Egyptian authorities seek US$900 million compensation for Ever Given blockage

The Ever Given container ship that blocked the Suez Canal for almost a week is still held by the Egyptian authorities, who seek more than US$900 million in compensation from the ship’s owners. The vessel’s Japanese owner and its insurers have been discussing with the Suez Canal Authority (SCA) about who will pay for the losses resulting from the blockage. On 7 April, the SCA made a claim for US$916 million, which the ship’s owners are trying to reduce by 90 percent, according to head of the SCA, Osama Rabie, who claims the compensation covered the rescue, delay costs and damage to equipment and the canal. ​

Former Deloitte partner to face disciplinary action over Steinhoff audit

​A former Deloitte partner in the Netherlands is facing disciplinary action for the improper audit of South African retailer Steinhoff International Holdings NV, which led to its collapse in 2017. The Dutch Authority for the Financial Markets accuses Patrick Seinstra of failing “to obtain sufficient and appropriate audit evidence from the annual accounts,” according to papers from a hearing. An investigation that followed the hearing uncovered €6.5 billion in irregular transactions between Steinhoff and eight firms between 2009 and 2017. Steinhoff’s accounts in Europe were audited by German firm Commerzial Treuhand GmbH. The watchdog says Seinstra, who worked at Deloitte at the time, failed to check whether the firm’s submission was correct. Deloitte first audited Steinhoff in South Africa and then from Europe after the company moved its primary listing to Germany.

Cathay Pacific offers staff voluntary redundancy

Cathay Pacific is offering voluntary redundancy to its pilots, cabin crew and ground staff as part of further cost-cutting measures to cope with the COVID-19 pandemic, which for more than a year, has greatly affected the carrier’s business. Pilots who opt to leave will be offered between three and six months’ wages, depending on the duration of time they have worked for the airline, and a one-time payment equal to twice their monthly housing allowance. The announcement came days after news of an air travel bubble between Hong Kong and Singapore broke, which sent the airline’s shares up by 4.8 percent.

Joe Biden pushing for capital gain tax rate increase to 43.4 percent

United States President Joe Biden is looking to almost double the capital gains tax for wealthy individuals to 39.6 percent, from the current base rate of 20 percent, as part of his economic reforms. The plan, which would be the highest tax rate on investment gains since the 1920s, is part of the White House’s push for a sweeping overhaul of the U.S. tax system to end preferential tax treatment for wealthy individuals and large companies.
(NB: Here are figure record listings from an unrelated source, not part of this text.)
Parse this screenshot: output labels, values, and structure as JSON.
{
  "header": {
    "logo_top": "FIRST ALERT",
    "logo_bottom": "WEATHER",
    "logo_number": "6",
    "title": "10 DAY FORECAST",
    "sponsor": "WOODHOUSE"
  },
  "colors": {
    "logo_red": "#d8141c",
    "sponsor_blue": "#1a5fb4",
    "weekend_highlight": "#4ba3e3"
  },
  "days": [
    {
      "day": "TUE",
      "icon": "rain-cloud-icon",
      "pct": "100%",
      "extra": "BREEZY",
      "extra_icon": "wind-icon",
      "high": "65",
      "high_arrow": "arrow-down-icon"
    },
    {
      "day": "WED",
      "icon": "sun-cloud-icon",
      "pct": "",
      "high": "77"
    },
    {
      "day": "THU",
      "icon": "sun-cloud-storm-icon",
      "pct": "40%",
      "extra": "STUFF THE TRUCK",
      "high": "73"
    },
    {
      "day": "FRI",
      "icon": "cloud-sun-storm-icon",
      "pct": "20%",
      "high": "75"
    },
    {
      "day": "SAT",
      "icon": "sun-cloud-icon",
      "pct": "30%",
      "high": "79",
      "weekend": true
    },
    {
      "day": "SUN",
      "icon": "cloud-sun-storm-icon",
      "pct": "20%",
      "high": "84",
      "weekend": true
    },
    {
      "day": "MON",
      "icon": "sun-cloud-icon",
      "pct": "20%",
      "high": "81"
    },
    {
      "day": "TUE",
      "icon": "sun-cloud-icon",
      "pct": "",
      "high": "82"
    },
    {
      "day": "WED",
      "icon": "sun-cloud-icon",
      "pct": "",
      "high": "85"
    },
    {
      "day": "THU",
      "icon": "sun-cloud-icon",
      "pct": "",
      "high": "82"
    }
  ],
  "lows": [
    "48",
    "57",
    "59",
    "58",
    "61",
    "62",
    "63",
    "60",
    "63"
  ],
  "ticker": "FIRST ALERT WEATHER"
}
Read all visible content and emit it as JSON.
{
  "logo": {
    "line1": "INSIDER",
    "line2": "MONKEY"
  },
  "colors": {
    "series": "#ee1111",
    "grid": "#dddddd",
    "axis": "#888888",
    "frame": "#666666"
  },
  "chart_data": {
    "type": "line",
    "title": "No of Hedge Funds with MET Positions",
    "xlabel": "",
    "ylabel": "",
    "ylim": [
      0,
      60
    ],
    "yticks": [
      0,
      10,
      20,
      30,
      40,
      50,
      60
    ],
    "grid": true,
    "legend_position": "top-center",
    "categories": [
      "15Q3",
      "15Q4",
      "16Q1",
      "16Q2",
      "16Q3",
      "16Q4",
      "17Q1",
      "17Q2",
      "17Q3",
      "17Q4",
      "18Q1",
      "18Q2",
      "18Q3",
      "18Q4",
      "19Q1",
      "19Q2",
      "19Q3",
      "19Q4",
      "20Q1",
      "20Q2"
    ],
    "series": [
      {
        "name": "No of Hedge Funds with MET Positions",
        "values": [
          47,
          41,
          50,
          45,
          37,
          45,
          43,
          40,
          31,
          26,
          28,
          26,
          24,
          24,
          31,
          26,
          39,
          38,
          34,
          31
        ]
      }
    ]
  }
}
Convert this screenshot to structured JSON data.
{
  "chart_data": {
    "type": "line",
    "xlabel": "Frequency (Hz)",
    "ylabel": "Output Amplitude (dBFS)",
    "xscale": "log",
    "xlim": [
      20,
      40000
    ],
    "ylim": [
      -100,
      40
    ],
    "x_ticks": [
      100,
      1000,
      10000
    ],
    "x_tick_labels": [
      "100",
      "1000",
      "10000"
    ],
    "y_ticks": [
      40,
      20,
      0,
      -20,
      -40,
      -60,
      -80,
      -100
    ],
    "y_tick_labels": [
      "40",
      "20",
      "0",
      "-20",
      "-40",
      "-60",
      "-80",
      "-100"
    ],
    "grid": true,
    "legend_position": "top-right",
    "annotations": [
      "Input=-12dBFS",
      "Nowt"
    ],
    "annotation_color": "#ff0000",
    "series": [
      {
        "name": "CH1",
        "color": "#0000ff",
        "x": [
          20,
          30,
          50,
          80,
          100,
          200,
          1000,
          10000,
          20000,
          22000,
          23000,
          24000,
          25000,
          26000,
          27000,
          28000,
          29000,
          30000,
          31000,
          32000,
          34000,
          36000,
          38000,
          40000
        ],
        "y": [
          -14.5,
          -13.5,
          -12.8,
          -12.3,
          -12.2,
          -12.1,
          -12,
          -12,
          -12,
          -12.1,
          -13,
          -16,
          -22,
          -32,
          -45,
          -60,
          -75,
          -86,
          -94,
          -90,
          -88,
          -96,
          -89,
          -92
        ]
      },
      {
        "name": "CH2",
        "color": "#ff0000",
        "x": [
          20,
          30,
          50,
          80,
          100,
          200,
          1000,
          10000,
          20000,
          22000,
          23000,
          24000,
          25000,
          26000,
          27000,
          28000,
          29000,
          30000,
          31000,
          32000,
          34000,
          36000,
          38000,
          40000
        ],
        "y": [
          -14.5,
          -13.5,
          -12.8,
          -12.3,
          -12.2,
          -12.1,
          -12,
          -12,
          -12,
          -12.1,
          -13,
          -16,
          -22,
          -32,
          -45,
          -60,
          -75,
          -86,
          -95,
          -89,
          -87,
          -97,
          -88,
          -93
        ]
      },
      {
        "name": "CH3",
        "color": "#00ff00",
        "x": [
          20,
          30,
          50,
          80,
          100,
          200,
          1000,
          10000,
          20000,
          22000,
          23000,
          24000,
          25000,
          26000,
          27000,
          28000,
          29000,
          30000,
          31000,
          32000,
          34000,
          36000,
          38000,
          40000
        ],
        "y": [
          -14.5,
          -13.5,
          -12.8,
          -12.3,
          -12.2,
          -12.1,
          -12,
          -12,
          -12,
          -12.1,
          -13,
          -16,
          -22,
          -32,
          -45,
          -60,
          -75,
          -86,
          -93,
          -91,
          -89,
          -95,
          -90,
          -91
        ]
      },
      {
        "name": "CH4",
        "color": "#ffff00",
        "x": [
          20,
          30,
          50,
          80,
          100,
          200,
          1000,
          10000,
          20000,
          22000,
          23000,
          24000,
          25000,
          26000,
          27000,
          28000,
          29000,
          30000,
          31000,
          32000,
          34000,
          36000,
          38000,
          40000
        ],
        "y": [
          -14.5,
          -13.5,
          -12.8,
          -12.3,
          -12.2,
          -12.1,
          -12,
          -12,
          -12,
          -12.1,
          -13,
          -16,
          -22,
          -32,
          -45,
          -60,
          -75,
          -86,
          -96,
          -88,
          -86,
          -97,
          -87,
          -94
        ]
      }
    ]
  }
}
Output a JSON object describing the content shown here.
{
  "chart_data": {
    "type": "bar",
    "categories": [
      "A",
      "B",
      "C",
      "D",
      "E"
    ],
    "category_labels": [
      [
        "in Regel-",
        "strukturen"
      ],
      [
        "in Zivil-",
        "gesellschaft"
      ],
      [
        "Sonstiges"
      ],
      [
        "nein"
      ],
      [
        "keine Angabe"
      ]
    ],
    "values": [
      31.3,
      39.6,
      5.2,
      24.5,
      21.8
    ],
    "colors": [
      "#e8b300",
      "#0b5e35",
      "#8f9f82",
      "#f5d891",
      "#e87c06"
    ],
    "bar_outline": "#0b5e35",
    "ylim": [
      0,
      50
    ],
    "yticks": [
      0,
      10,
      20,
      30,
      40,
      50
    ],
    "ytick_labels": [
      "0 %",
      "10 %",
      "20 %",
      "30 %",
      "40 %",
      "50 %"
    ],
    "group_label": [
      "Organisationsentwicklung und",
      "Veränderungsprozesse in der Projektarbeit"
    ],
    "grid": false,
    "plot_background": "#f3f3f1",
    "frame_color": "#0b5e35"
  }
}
Individuals earning US$1 million or more could see federal tax rates, which if existing surtax on investment income is counted, as high as 43.4 percent. News of the proposal on 23 April triggered declines on Wall Street, with the benchmark S&P 500 index down 1 percent the same day, its sharpest drop in more than a month.

Ponzi mastermind Bernard Madoff passes away at 82

​Bernard Madoff, an investment manager who choreographed the largest Ponzi scheme in history, died on 14 April at the age of 82. Madoff, who pleaded guilty in 2009, had swindled upwards of US$65 billion from tens of thousands of families over four decades. He died of natural causes while serving a 150-year sentence for his crimes. In 1960, Madoff founded a penny stock brokerage, which eventually grew into Bernard L. Madoff Investment Securities. He was also a former non-executive chairman of the Nasdaq stock market in the 1990s. He served as the chairman of his company until his arrest in 2008, the same year he confessed to his sons that the firm had become a massive Ponzi scheme concealing years of losses.